Après plusieurs mois d’investigations, la police a porté un coup décisif à un trafic de stupéfiants solidement implanté dans le quartier de Ménimur, à Vannes. Une opération judiciaire d’envergure, menée le 13 janvier, a conduit à l’interpellation de six personnes à Vannes, Plescop, Saint-Avé et Plumelin. Parmi elles figuraient deux mineurs âgés de 16 et 17 ans. Le point de deal principal se situait à l’angle des rues Eugène-Delacroix et Sonia-Delaunay, mais le réseau assurait également des livraisons à domicile, étendant ainsi son emprise au-delà du quartier.
Les perquisitions réalisées dans le cadre de ce coup de filet ont permis la saisie de résine de cannabis, de cocaïne et d’ecstasy, ainsi que de sommes en numéraire. Les éléments recueillis ont confirmé l’existence d’un trafic organisé, reposant sur une hiérarchie clairement établie et des méthodes éprouvées, dans un secteur urbain pourtant déjà sous surveillance policière.
Une enquête de longue haleine
Les investigations avaient débuté au printemps 2025, mobilisant sur la durée les patrouilles de voie publique et la brigade des stupéfiants du commissariat de Vannes. Le travail s’est appuyé sur des mois de surveillance et d’écoutes téléphoniques, avec l’appui de policiers venus de Lorient, Nantes et Rennes, ainsi que de leurs équipes cynophiles. Cette coopération interservices a permis de documenter précisément l’activité du réseau et ses ramifications locales.
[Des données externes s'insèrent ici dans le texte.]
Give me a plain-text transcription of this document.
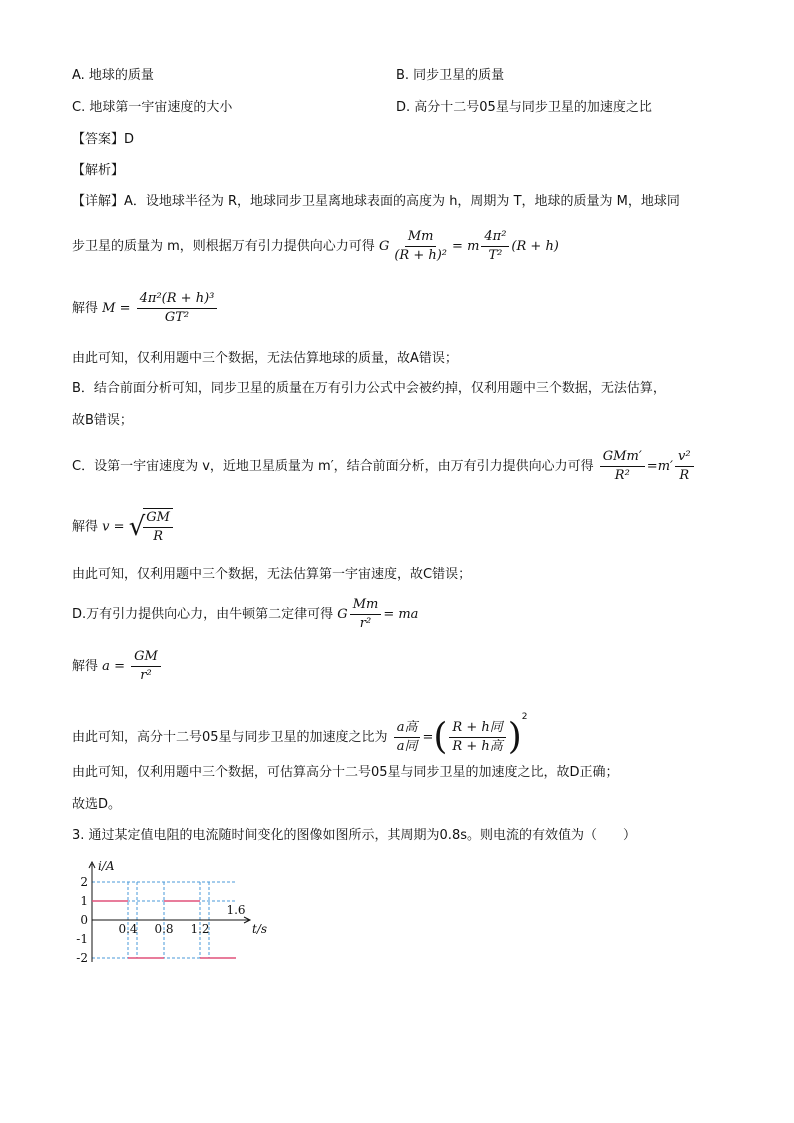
A. 地球的质量	B. 同步卫星的质量
C. 地球第一宇宙速度的大小	D. 高分十二号05星与同步卫星的加速度之比
【答案】D
【解析】
【详解】A．设地球半径为 R，地球同步卫星离地球表面的高度为 h，周期为 T，地球的质量为 M，地球同
步卫星的质量为 m，则根据万有引力提供向心力可得 G $\frac{Mm}{\text{(R + h)²}} = m \frac{\text{4π²}}{\text{T²}} (R + h)$
解得 $M = \frac{\text{4π²(R + h)³}}{\text{GT²}}$
由此可知，仅利用题中三个数据，无法估算地球的质量，故A错误；
B．结合前面分析可知，同步卫星的质量在万有引力公式中会被约掉，仅利用题中三个数据，无法估算，
故B错误；
C．设第一宇宙速度为 v，近地卫星质量为 m′，结合前面分析，由万有引力提供向心力可得 $\frac{\text{GMm′}}{\text{R²}} =m' \frac{\text{v²}}{R}$
解得 v = √
$\frac{GM}{R}$
由此可知，仅利用题中三个数据，无法估算第一宇宙速度，故C错误；
D.万有引力提供向心力，由牛顿第二定律可得 G $\frac{Mm}{\text{r²}}$ = ma
解得 $a = \frac{GM}{\text{r²}}$
由此可知，高分十二号05星与同步卫星的加速度之比为 $\frac{\text{a高}}{\text{a同}}$ =( $\frac{\text{R + h同}}{\text{R + h高}} )^2$
由此可知，仅利用题中三个数据，可估算高分十二号05星与同步卫星的加速度之比，故D正确；
故选D。
3. 通过某定值电阻的电流随时间变化的图像如图所示，其周期为0.8s。则电流的有效值为（　　）
2
1
0
-1
-2
0.4 0.8 1.2
1.6
i/A
t/s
Selon les enquêteurs, le trafic générait jusqu’à 3 000 euros de chiffre d’affaires quotidien. Une dimension financière qui illustre le niveau d’organisation atteint par ce réseau, capable de maintenir une activité régulière pendant près d’un an au cœur d’un quartier d’habitat dense, malgré la présence policière.
Des condamnations fermes, y compris pour des mineurs impliqués
Trois des six personnes interpellées ont été jugées vendredi 16 janvier par le tribunal judiciaire de Vannes. La tête du réseau, Resul Miftari, Albanais né en 2007, a été condamnée à deux ans de prison, dont un an ferme avec mandat de dépôt, et a été incarcérée à l’issue de l’audience. Sa compagne, âgée de 22 ans, qui participait aux livraisons en utilisant son véhicule personnel, a écopé de six mois de prison avec sursis. Un mineur de 15 ans, chargé de tenir quotidiennement le point de deal depuis près d’un an, a été placé sous contrôle judiciaire et orienté vers une structure éducative.
À l’issue de l’audience, le commandant divisionnaire Yannick Le Barre cité par Ouest-France s’est félicité de l’aboutissement de ce dossier : « Nous sommes très contents, c’est une enquête de longue haleine », soulignant « l’implication des équipes de voie publique et de la brigade des stupéfiants qui n’a pas compté ses heures ». Un succès policier qui n’efface pas la réalité d’un trafic durablement implanté dans certains quartiers vannetais.